Limit Alcohol Intake
Another lifestyle factor that can impair sperm motility and concentration is drinking alcohol. Impaired sperm count is especially apparent in people who drink heavily. This doesn’t just impact the amount of sperm that you produce, it can also influence the shape and size of your sperm. If you have a low sperm count, you might want to consider cutting back on your alcohol intake.

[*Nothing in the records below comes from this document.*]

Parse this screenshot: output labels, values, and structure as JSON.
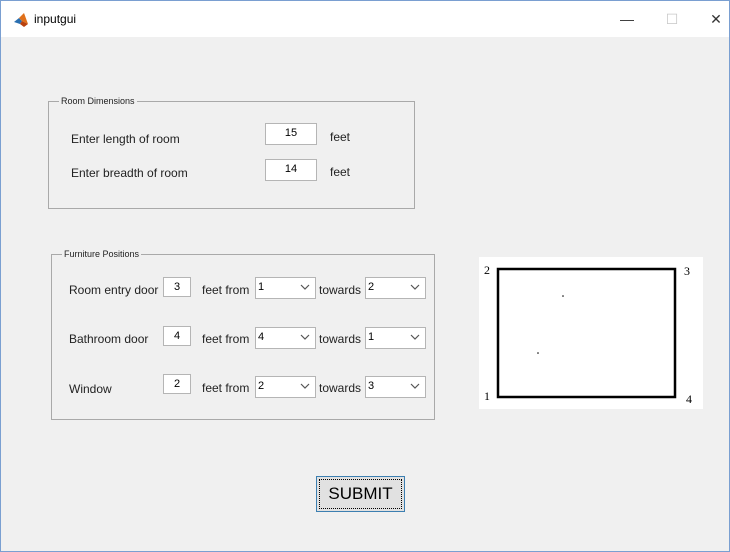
{
  "window": {
    "title": "inputgui",
    "controls": {
      "minimize": "—",
      "maximize": "☐",
      "close": "✕"
    }
  },
  "room_dimensions": {
    "title": "Room Dimensions",
    "length_label": "Enter length of room",
    "length_value": "15",
    "breadth_label": "Enter breadth of room",
    "breadth_value": "14",
    "unit": "feet"
  },
  "furniture_positions": {
    "title": "Furniture Positions",
    "feet_from_label": "feet from",
    "towards_label": "towards",
    "rows": [
      {
        "label": "Room entry door",
        "distance": "3",
        "from": "1",
        "towards": "2"
      },
      {
        "label": "Bathroom door",
        "distance": "4",
        "from": "4",
        "towards": "1"
      },
      {
        "label": "Window",
        "distance": "2",
        "from": "2",
        "towards": "3"
      }
    ]
  },
  "diagram": {
    "corners": {
      "top_left": "2",
      "top_right": "3",
      "bottom_left": "1",
      "bottom_right": "4"
    }
  },
  "submit_label": "SUBMIT",
  "colors": {
    "window_bg": "#f0f0f0",
    "border_accent": "#7a9fd1",
    "button_border": "#3c7fb1"
  }
}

There are tons of health risks associated with smoking cigarettes and tobacco products, including impaired sperm count and function. In fact, smoking tobacco can impact your sperm concentration by up to 20%. With that said, we know that quitting your smoking addiction is not easy. If you need help eliminating tobacco products from your life, we recommend reaching out to your healthcare provider or attending support group meetings.
Believe it or not, using lubricants can impair your sperm’s ability to travel through the uterus and up to the fallopian tubes, where it will fertilize the egg. That’s why it’s a good idea to stay away from lubricants such as KY jelly, Astroglide, and other popular lubricants. Even your own saliva can impact the function and movement of your sperm as it travels through the vagina. With that said, we understand that lubricants can be a necessary part of sex for many couples. That’s why we recommend chatting with your doctor about some sperm-safe lubricants that you can use.
Have Sex More Often
This one might seem like a no-brainer, but the more often you have sex with your partner, the higher your chances are to conceive naturally. However, keep in mind that a woman is only able to become pregnant during ovulation. Check out our article to learn more about ovulation. For best results, you will want to have sex at least once per day in the 4 days leading up to ovulation and continue this pattern for 4 days following ovulation. This will give you your best shot at impregnating your partner.
Having a low sperm count can be challenging, especially when you and your partner are trying to conceive a baby. By following these tips, you will increase your chances of conceiving naturally, even with a low sperm count. Remember, if you have questions about making lifestyle changes to improve your sperm quality and concentration, it is best to consult with your doctor before implementing them.